Джорджи не поняла, почему ее старшая сестра выбрала Америку, и сначала была даже против этой идеи. Но после того, как пароход покинул Квинстаун, Джорджи охватило волнение, связанное с ожидающими ее неожиданностями, и даже ужасные условия третьего класса перестали действовать на ее душевное состояние. Она все больше погружалась в фантазии об Америке.
- Я читала, что у них есть горы, выше, чем наши Альпы, - сказала она Бриджит в первый день после отплытия, когда обе они стояли у борта, вглядываясь в океан. - И там есть пустыни, еще более страшные, чем Сахара.
Она сделала паузу, чтобы потереть глаза. Бриджит заметила это.
- Джорджи, дорогая, перестань, - сказала она. - У тебя от этого краснеют глаза.
- Знаю, но они ужасно чешутся.
- А ты пользовалась жидкостью для промывания глаз, которую я тебе купила?
- Да, но, кажется, она мало помогает. И все-таки, как ты думаешь, Америка большая?
- Говорят, что от Нью-Йорка до Калифорнии - три тысячи миль.
"Она должна быть достаточно большой, чтобы в ней можно было затеряться", - подумала Бриджит.
ГЛАВА ЧЕТВЕРТАЯ
Марко вспоминал.
- Никогда не произноси в конце английских слов звук "а", - говорила ему английская синьора. - Так говорят только итальяшки, а ты ведь не хочешь, чтобы тебя считали итальяшкой. Ты хочешь быть итальянцем. Ты хочешь гордиться собой.
Марко все помнил, но, взволнованный знакомством с Яковом, тут же забыл обо всем.
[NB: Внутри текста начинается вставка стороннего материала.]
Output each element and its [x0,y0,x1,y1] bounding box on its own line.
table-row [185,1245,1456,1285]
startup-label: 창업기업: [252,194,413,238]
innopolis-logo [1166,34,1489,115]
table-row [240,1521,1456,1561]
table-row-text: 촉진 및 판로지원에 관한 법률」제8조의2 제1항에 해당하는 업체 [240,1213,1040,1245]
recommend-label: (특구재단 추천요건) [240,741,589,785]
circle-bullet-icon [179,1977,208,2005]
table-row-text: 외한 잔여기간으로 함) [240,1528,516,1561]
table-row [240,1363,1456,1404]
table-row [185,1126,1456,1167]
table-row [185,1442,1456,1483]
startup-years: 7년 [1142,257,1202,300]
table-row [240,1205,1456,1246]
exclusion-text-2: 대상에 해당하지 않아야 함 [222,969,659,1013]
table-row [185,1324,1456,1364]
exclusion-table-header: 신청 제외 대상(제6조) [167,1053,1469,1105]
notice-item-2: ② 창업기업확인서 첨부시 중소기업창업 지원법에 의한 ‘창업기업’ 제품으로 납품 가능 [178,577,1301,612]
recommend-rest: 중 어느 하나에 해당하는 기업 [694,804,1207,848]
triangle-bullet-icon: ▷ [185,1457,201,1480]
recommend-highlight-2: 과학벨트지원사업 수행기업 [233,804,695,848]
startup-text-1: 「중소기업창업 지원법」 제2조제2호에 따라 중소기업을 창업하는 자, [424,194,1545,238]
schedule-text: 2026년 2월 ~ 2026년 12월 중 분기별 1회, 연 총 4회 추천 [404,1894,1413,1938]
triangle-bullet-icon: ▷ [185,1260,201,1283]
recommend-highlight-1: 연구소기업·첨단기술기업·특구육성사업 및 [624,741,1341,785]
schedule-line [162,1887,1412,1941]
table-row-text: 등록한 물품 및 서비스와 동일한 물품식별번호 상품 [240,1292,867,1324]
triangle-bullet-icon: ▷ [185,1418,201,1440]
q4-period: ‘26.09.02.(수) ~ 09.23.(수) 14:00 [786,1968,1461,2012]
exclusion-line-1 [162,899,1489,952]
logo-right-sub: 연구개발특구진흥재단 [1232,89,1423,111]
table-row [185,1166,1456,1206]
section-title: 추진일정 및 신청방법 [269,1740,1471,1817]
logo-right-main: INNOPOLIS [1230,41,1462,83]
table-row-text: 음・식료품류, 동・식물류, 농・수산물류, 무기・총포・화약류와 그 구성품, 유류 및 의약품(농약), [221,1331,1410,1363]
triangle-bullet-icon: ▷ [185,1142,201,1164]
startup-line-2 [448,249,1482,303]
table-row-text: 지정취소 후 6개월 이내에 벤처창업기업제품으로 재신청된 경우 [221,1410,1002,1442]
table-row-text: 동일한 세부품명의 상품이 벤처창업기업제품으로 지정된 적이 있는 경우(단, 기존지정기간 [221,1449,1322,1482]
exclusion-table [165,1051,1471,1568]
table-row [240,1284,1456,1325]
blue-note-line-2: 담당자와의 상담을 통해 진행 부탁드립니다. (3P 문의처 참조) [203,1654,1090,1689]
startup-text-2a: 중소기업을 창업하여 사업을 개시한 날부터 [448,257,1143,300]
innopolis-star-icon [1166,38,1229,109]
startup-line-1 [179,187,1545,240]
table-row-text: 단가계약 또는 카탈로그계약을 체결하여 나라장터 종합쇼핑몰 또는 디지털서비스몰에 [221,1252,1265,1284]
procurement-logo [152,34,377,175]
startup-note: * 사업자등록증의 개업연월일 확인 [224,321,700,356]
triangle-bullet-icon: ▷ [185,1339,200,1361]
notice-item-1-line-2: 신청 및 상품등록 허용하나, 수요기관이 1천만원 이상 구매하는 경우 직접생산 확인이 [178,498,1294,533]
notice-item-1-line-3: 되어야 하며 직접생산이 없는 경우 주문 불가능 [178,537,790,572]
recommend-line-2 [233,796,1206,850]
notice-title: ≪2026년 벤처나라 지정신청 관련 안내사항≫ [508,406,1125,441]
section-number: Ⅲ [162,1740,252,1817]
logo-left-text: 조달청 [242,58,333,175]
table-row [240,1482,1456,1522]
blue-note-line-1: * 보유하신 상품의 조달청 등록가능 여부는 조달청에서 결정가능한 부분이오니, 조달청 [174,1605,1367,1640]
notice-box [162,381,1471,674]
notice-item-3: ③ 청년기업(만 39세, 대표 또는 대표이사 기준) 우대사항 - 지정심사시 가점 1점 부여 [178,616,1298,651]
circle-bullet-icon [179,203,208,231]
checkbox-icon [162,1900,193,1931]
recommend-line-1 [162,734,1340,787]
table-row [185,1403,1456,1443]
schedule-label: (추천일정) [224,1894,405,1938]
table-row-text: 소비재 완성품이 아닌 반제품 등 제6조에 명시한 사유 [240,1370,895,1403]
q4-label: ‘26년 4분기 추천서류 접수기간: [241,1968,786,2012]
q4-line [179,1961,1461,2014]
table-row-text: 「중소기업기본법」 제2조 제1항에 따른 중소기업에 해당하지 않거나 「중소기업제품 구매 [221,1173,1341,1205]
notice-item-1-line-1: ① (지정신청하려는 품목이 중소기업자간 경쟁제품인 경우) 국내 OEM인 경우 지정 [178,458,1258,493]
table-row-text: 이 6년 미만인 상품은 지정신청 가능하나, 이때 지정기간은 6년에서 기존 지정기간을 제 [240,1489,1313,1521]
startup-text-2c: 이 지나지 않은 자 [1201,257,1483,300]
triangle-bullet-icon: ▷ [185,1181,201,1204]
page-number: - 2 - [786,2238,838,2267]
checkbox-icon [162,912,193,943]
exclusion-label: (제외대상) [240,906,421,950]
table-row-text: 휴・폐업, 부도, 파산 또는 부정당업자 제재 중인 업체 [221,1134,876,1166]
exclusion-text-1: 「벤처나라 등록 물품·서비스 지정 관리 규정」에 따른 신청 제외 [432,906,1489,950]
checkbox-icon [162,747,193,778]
Но теперь, когда он лежал на своей верхней койке трехъярусной каюты в вонючем третьем классе "Кронпринца Фридриха", он мысленно высек себя.
"Нельзя говорить: я-а Марка Санторелли, а надо: я Марко Санторелли. О Боже, как все это сложно запомнить. И какая здесь вонь!"
Марко вспоминал и другое, более всего нищету. Все девятнадцать лет своей жизни он не знал ничего, кроме бедности в ее худшем виде, беспросветной бедности. Его семья арендовала жалкий участок земли на палимых солнцем каменистых холмах северной Реджо Калабрии, недалеко от Мессианского пролива, отделяющего Италию от Сицилии, подобно Сцилле и Харибде в древнем мифе. Земля являлась частью владений графа ди Луна, богатого землевладельца, чьи предки прибыли из Испании, когда Калабрия входила в Королевство Обеих Сицилий.
Марко никогда не видел графа ди Луна, проводившего большую часть времени в Лондоне и Неаполе, но ему хорошо было известно, что управляющий графским имением никогда не забывал день арендной платы.
Граф владел и прелестной виллой, выходившей прямо к морю. Виллой д'Оро. Он сдавал ее в зимние месяцы известной английской актрисе мисс Мод Чартериз. Мисс Чартериз, встречавшая графа в высшем свете, обожала средиземноморское солнце в январе и феврале. И именно она, мисс Мод Чартериз, и побудила Марко покинуть Италию.